Another big expense mobile business owners face is the customization of their shop. Customization can range from very basic to very elaborate. An owner could start with basic shelves and light fixtures or add hardwood floors and stainless steel appliances. For Kapila, Sterlings Mobile's driving force comes from the experience it sells so the business partners invested in a higher-end trailer model right off the bat.
But, for those still determining their business objectives, Steffe suggests outfitting the mobile unit with only the basics at first to save money and time both upfront and later. "Once you get into the business, you will look around your truck and say things like 'I don't need this space, I need to open it up more here, I need a dressing room, I need less shelving here, etc,'" she says. "You can always add on later."
There are a variety of financing options for those looking to get started in the mobile business world. Possibilities include dipping into personal savings, selling off equity, or taking out a private loan, but for those who might not have access to those types of resources right away, Steffe recommends crowdsourcing funding. "It's becoming a lot more popular and can really help people out," she says.

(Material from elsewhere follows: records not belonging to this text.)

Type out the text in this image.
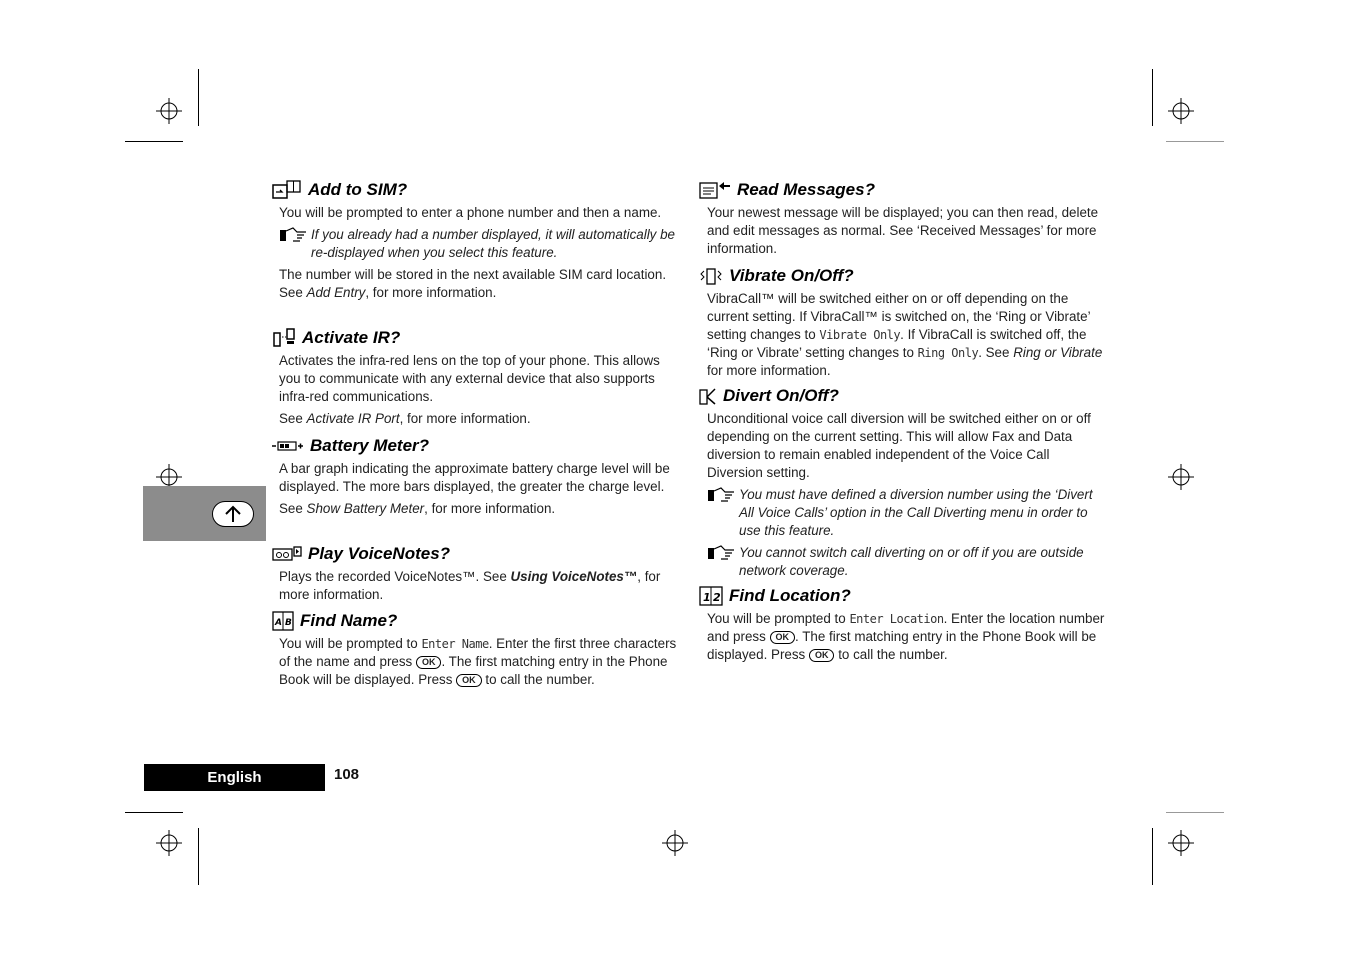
Add to SIM?

You will be prompted to enter a phone number and then a name.

If you already had a number displayed, it will automatically be re-displayed when you select this feature.

The number will be stored in the next available SIM card location. See Add Entry, for more information.

Activate IR?

Activates the infra-red lens on the top of your phone. This allows you to communicate with any external device that also supports infra-red communications.

See Activate IR Port, for more information.

Battery Meter?

A bar graph indicating the approximate battery charge level will be displayed. The more bars displayed, the greater the charge level.

See Show Battery Meter, for more information.

Play VoiceNotes?

Plays the recorded VoiceNotes™. See Using VoiceNotes™, for more information.

A B Find Name?

You will be prompted to Enter Name. Enter the first three characters of the name and press OK . The first matching entry in the Phone Book will be displayed. Press OK to call the number.

Read Messages?

Your newest message will be displayed; you can then read, delete and edit messages as normal. See ‘Received Messages’ for more information.

Vibrate On/Off?

VibraCall™ will be switched either on or off depending on the current setting. If VibraCall™ is switched on, the ‘Ring or Vibrate’ setting changes to Vibrate Only. If VibraCall is switched off, the ‘Ring or Vibrate’ setting changes to Ring Only. See Ring or Vibrate for more information.

Divert On/Off?

Unconditional voice call diversion will be switched either on or off depending on the current setting. This will allow Fax and Data diversion to remain enabled independent of the Voice Call Diversion setting.

You must have defined a diversion number using the ‘Divert All Voice Calls’ option in the Call Diverting menu in order to use this feature.
You cannot switch call diverting on or off if you are outside network coverage.
1 2 Find Location?

You will be prompted to Enter Location. Enter the location number and press OK . The first matching entry in the Phone Book will be displayed. Press OK to call the number.

English	108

For example, Sterlings Mobile was successfully launched on $200,000 of crowdsourced funding. "If you have a home and you are willing to take out a loan against it, that is one route a lot of small businesses take, but that was not an ideal path for me," Kapila explains. "I was quitting my job, my wife was working, and we had a small child, so I went to people I met during my master's program, family and friends, and encouraged them to invest."
The mass of smaller investments has continued to help Sterlings Mobile to this day, as the investors give Kapila and his staff business advice and free word-of-mouth business promotion, another potential benefit of this funding method.
There are aspects of a mobile business that in a traditional brick-and-mortar shop, you wouldn't have to give a second thought, so take time to learn about what your exact need will be to make the venture easier. "Going from land to mobile is very difficult," McCrary says. "There are things I never even thought about, like, 'How am I going to have lights? And where am I going to park it? What about security?'"
It helps if you go in knowing that it will take time and often feel very difficult, Kapila says. "I went in a little naïve," he adds. "I thought, 'we will just get a trailer, put in a couple chairs and some water and we will be good to go.' No, there are regulations. You have to spend time figuring that out." Organizations like the American Mobile Retail Association and local government offices are stocked with information about business codes, permits and city regulations.
Research your target market now to reduce time spent and profit lost later. "Actively go to events, go to festivals and hit the streets to know the places you can and cannot go," Benson says. "Hunt down your customer and find out where they are so once you get your truck up and running you can feel like you can get some success and sales off of parking in those places."
And finally, keep saving money. "Spend little and save money because in the truck business, one of the biggest surprise expenses is maintaining your truck," Benson says. "You can hear a funny noise one day and guess what? It needs a $5,000 new transmission. And you can't make money without a working transmission."